Yabes

Nuel Lubis
Chapter #51

Chapter 50: Obrolan Para Wanita

Foodcourt AEON Mall BSD siang itu ramai, dipenuhi oleh tawa anak-anak, suara piring dan sendok yang saling beradu, dan alunan lagu pop yang pelan terdengar dari pengeras suara. Di sudut dekat jendela, empat perempuan duduk melingkar di sebuah meja yang agak besar. Meja mereka penuh dengan makanan. Ada sushi, ramen, ayam goreng, hingga jus semangka dan es kopi susu. Namun yang paling ramai bukanlah meja mereka, melainkan obrolan mereka.

“Aduh, deh, Zia, dari tadi kita bahas sejarah, politik, tambang emas, sampai Israel-Palestina. Berasa lagi ikut acara debat politik di tivi aja. Padahal awalnya cuma nemenin teman kamu belanja kebutuhan bayinya,” canda Christy sambil mengaduk Thai tea-nya.

Nina tertawa sambil mengelus perut hamilnya yang mulai membesar. “Eh, tapi serius, aku baru tahu lho kalo gas alam Arun di Aceh itu dulu salah satu yang terbesar di dunia.
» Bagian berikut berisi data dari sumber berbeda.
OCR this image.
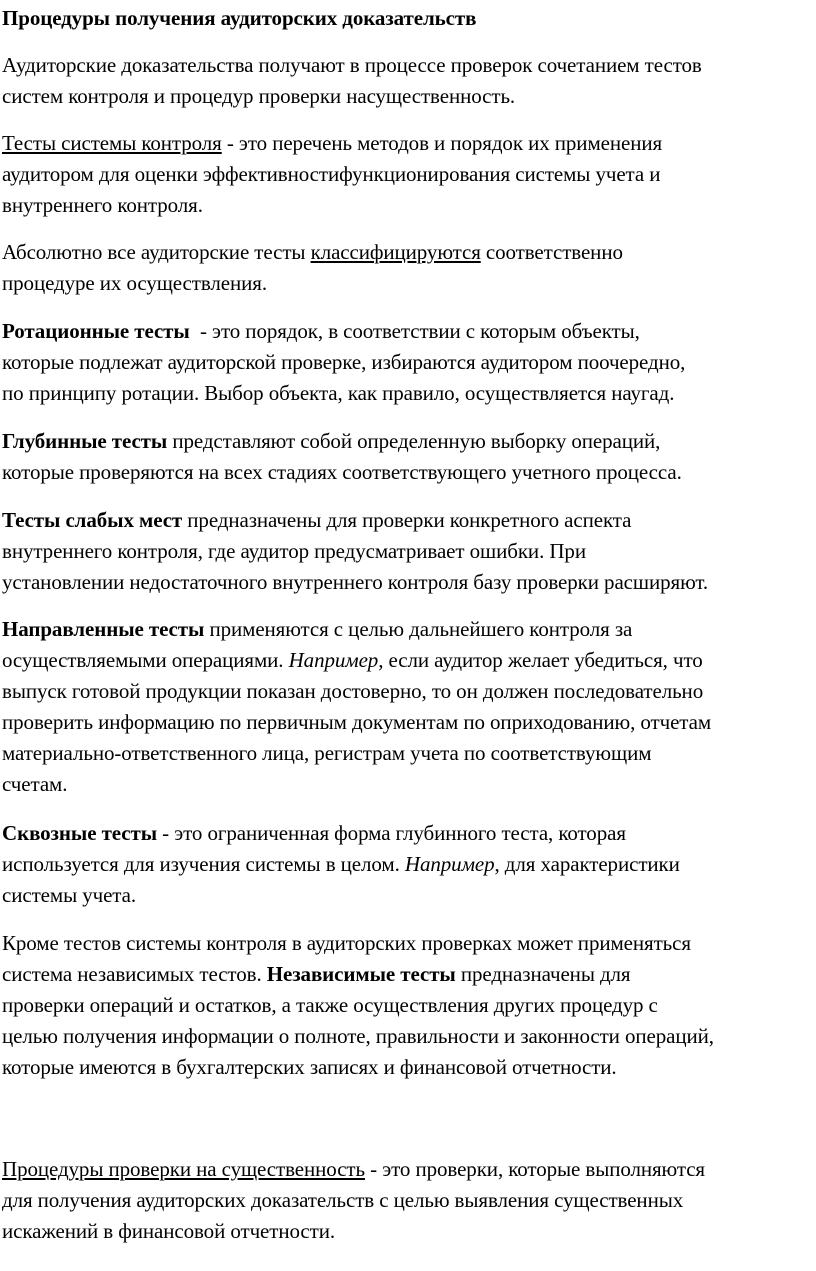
Процедуры получения аудиторских доказательств

Аудиторские доказательства получают в процессе проверок сочетанием тестов
систем контроля и процедур проверки насущественность.

Тесты системы контроля - это перечень методов и порядок их применения
аудитором для оценки эффективностифункционирования системы учета и
внутреннего контроля.

Абсолютно все аудиторские тесты классифицируются соответственно
процедуре их осуществления.

Ротационные тесты  - это порядок, в соответствии с которым объекты,
которые подлежат аудиторской проверке, избираются аудитором поочередно,
по принципу ротации. Выбор объекта, как правило, осуществляется наугад.

Глубинные тесты представляют собой определенную выборку операций,
которые проверяются на всех стадиях соответствующего учетного процесса.

Тесты слабых мест предназначены для проверки конкретного аспекта
внутреннего контроля, где аудитор предусматривает ошибки. При
установлении недостаточного внутреннего контроля базу проверки расширяют.

Направленные тесты применяются с целью дальнейшего контроля за
осуществляемыми операциями. Например, если аудитор желает убедиться, что
выпуск готовой продукции показан достоверно, то он должен последовательно
проверить информацию по первичным документам по оприходованию, отчетам
материально-ответственного лица, регистрам учета по соответствующим
счетам.

Сквозные тесты - это ограниченная форма глубинного теста, которая
используется для изучения системы в целом. Например, для характеристики
системы учета.

Кроме тестов системы контроля в аудиторских проверках может применяться
система независимых тестов. Независимые тесты предназначены для
проверки операций и остатков, а также осуществления других процедур с
целью получения информации о полноте, правильности и законности операций,
которые имеются в бухгалтерских записях и финансовой отчетности.

Процедуры проверки на существенность - это проверки, которые выполняются
для получения аудиторских доказательств с целью выявления существенных
искажений в финансовой отчетности.
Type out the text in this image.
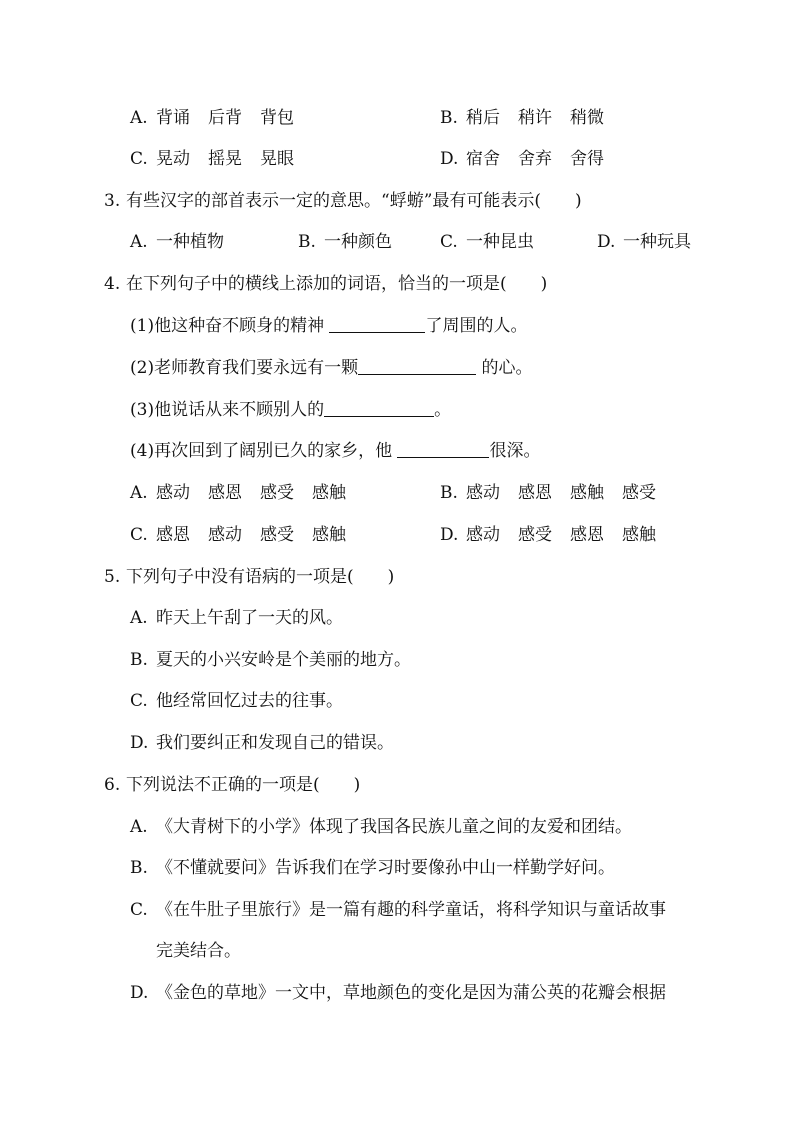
A. 背诵 后背 背包	B. 稍后 稍许 稍微
C. 晃动 摇晃 晃眼	D. 宿舍 舍弃 舍得
3. 有些汉字的部首表示一定的意思。“蜉蝣”最有可能表示(　　)
A. 一种植物	B. 一种颜色	C. 一种昆虫	D. 一种玩具
4. 在下列句子中的横线上添加的词语，恰当的一项是(　　)
(1)他这种奋不顾身的精神	了周围的人。
(2)老师教育我们要永远有一颗	的心。
(3)他说话从来不顾别人的	。
(4)再次回到了阔别已久的家乡，他	很深。
A. 感动 感恩 感受 感触	B. 感动 感恩 感触 感受
C. 感恩 感动 感受 感触	D. 感动 感受 感恩 感触
5. 下列句子中没有语病的一项是(　　)
A. 昨天上午刮了一天的风。
B. 夏天的小兴安岭是个美丽的地方。
C. 他经常回忆过去的往事。
D. 我们要纠正和发现自己的错误。
6. 下列说法不正确的一项是(　　)
A. 《大青树下的小学》体现了我国各民族儿童之间的友爱和团结。
B. 《不懂就要问》告诉我们在学习时要像孙中山一样勤学好问。
C. 《在牛肚子里旅行》是一篇有趣的科学童话，将科学知识与童话故事
完美结合。
D. 《金色的草地》一文中，草地颜色的变化是因为蒲公英的花瓣会根据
Kata suami aku, si Bram yang hobi banget bahas beginian, kasus di sana malah jadi akar konflik selama puluhan tahun.”

“Padahal kita selalu diajarin di sekolah soal pentingnya pembangunan, tapi jarang ada yang bahas gimana pembangunan itu timpang,” sahut Indira sambil menyeka mulutnya dengan tisu. “Bayangin aja, uang dari Aceh dipakai buat bangun tol di Jawa, sementara di Aceh malah lahir gerakan separatis.”

Greyzia yang dari tadi lebih banyak mendengarkan, akhirnya angkat suara. “Dan yang bikin ironis, itu semua karena tekanan dari negara asing, terutama Amerika. Setelah Soekarno lengser, Soeharto langsung kasih Freeport di Papua dan ExxonMobil di Aceh. Kontraknya gila-gilaan.”

Christy mengangguk pelan. “Dulu waktu masih aktif jadi guru sekolah minggu, aku sempat debat sama salah satu orang tua murid gara-gara bahasan begini. Mereka bilang politik itu urusan dunia, gereja nggak boleh ikut campur. Itu salah satu alasan aku keluar dari sekolah minggu, Zia. Ngindar ketemu ibu-ibu kayak gitu."

“Tapi kan, kalau iman kita nggak menyentuh realita sosial, lalu gunanya buat apa?” potong Greyzia cepat. “Yesus aja marah waktu lihat bait Allah dipakai buat jualan.”

Nina menyeringai. “Wah, Zia sudah mulai berapi-api. Dulu kamu nggak segini vokalnya waktu kita masih SMA.”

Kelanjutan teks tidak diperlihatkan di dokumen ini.